SwooshKit          →  Swift SDK for embedding agents into any app
Swoosh.app         →  native macOS/iOS personal agent
swooshd            →  local daemon with permissions, memory, and automations
swoosh CLI         →  developer shell
SwooshMCP          →  import/export MCP tools
SwooshMLX          →  local Apple-silicon model runtime (MLX Swift)
SwooshFoundation   →  Apple Foundation Models structured-output adapter
SwooshFirewall     →  user-visible tool permissions and auditability
SwooshVault        →  transparent, user-governed memory
SwooshFlow         →  testable, replayable workflow engine
SwooshMCP          →  Model Context Protocol client (stdio transport, wired into ToolRegistry)

Module map

Module Purpose
SwooshKit Public SDK — embed agents in any Swift app
SwooshCore AgentKernel actor, agent loop, runtime context
SwooshTools Typed Tool protocol, Permission enum, ToolRegistry actor
SwooshFirewall Agent Firewall — approval engine, audit log, risk classification
SwooshVault Memory Vault — transparent, editable, auditable, confidence-scored
SwooshFlow Workflow compiler, "Make this repeatable", test fixtures, failure rules
SwooshModels Model catalog (curated + Hugging Face discovery) + hardware-aware recommendations
SwooshMLX MLX Swift on-device inference (macOS)
SwooshFoundation Apple Foundation Models adapter + FoundationExecutor
SwooshLocalLLM LiteRT-LM Gemma 4 wrapper, on-device inference for iOS
LiteRTLM Vendored Google LiteRT-LM Swift wrapper (Apache 2.0)
SwooshSTT Speech-to-text — Apple Speech + WhisperKit + WhisperModelManager
SwooshVoiceProviders Cloud TTS adapters (ElevenLabs, OpenAI, Cartesia) + VoiceRouter + StreamingTTSPlayer + Keychain helpers
SwooshMusic Cloud music generation (Suno, ElevenLabs Music, Stable Audio)
SwooshProviders Remote LLM adapters (OpenAI, OpenRouter, Eliza Cloud, local OpenAI-compatible)
SwooshUI SwiftUI: AgentShell, PanelHost, voice scenes, neon design tokens, themes
SwooshClient Cross-platform iOS-safe client: SwooshAPIClient, CachedExecutor, OfflineMessageCache
SwooshMCP Model Context Protocol stdio client wired into ToolRegistry
SwooshAPI Hummingbird HTTP API server
SwooshActantBackend <100-LoC conformance shim wiring ActantAgent into SwooshCore
SwooshGenerativeUI Agent-emitted UI (A2UI-shaped) + shared SwooshNeonTokens

Backend. All durable state — sessions, memories, audit, approvals, setup reports — lives in ActantDB, the event-sourced sibling repo at /Users/home/actantDB/. swooshd supervises an actantdb serve child process at startup via ActantAgent.ActantDBSupervisor and exposes its URL through ACTANT_BASE_URL. The Swift SDK has two layers: low-level ActantDB for raw endpoints, and the opinionated ActantAgent facade (MemoryStore / Session<Message> / Auditor<Record> / ApprovalCenter / ReplayClient).

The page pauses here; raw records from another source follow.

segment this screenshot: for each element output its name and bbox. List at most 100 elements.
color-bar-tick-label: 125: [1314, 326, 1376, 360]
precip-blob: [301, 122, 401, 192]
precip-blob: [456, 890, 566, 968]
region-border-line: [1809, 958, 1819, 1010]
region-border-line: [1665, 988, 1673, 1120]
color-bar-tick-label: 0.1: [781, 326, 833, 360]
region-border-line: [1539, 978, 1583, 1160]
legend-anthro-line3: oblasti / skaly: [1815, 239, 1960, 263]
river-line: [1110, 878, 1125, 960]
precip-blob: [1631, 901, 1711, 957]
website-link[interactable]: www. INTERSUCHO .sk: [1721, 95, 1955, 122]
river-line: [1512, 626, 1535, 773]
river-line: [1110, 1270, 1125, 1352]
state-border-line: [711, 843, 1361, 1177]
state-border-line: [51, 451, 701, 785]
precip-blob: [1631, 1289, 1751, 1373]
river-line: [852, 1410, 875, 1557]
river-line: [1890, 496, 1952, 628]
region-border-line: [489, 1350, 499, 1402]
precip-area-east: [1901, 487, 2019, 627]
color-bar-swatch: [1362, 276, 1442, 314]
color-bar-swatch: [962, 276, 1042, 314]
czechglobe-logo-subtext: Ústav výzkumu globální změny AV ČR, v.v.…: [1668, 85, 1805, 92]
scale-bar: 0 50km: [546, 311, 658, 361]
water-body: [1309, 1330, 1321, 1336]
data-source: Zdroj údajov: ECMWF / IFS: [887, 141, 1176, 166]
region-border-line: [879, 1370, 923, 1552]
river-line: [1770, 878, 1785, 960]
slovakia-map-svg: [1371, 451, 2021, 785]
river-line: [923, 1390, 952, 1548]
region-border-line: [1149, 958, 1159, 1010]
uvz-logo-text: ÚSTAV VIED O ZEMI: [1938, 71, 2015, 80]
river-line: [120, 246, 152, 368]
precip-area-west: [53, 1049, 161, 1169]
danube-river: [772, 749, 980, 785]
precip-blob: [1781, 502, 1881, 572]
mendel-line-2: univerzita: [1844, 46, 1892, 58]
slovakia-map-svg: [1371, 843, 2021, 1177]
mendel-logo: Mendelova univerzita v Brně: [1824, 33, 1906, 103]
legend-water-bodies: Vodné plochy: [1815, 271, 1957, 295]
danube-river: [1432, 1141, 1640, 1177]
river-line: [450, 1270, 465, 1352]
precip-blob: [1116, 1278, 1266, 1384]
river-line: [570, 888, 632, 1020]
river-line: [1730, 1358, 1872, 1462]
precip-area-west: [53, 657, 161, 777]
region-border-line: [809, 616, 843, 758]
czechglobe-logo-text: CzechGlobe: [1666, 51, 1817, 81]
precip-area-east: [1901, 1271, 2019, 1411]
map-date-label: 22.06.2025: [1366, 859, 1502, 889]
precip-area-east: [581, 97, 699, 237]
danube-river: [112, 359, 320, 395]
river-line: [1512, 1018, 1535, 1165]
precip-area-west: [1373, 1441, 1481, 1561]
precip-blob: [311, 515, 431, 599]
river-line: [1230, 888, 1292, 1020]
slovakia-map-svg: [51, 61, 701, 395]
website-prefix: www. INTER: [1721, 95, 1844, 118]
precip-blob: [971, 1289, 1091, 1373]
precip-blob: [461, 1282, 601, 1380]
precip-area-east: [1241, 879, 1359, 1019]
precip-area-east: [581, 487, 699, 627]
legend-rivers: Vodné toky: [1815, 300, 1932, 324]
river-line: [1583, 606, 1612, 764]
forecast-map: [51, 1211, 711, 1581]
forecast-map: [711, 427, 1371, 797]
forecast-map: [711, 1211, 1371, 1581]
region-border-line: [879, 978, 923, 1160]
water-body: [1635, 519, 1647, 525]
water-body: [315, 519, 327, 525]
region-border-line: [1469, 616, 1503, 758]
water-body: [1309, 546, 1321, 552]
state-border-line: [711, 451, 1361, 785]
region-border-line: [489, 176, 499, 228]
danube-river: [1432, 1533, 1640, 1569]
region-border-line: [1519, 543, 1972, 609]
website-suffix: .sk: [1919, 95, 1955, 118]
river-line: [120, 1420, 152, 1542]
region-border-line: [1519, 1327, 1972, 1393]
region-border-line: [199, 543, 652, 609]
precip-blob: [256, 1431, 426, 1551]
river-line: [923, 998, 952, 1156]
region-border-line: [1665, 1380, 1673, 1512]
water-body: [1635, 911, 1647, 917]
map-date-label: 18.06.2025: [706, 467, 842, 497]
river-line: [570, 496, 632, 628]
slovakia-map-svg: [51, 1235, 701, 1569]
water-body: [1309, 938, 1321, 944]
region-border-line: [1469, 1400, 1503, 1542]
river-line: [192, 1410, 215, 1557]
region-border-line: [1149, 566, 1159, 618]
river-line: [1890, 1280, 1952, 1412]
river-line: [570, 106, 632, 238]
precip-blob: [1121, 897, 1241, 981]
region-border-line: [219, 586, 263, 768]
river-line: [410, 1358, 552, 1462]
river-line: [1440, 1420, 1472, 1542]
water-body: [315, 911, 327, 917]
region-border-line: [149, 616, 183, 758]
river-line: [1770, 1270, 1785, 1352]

Implementation status (v1, May 2026). Everything in the module map is wired and tested — 1757 tests in 396 suites, all passing. Mac app builds clean; iOS app builds clean for Simulator + device. See Docs/CHANGELOG_v1.md for the per-area breakdown.

Quick start

import SwooshKit

// With no model provider configured, the local diagnostic fallback
// answers — enough to confirm wiring. Plug in a real provider and a
// tool registry to get the full tool-calling agent loop.
let swoosh = try await Swoosh.configure { config in
    // config.modelProvider = myProvider
    // config.toolRegistry  = myRegistry
}

let response = try await swoosh.ask("Audit this repo and list issues.")
print(response.message)

Engineering principles

  1. Every tool is typed.
  2. Every risky action is permissioned.
  3. Every agent step is logged.
  4. Every workflow is replayable.
  5. Every memory is inspectable.
  6. Every skill is testable.
  7. Every model route is visible.
  8. Every background task is cancellable.
  9. Every integration has least-privilege scopes.
  10. Every successful repeated task can become a workflow.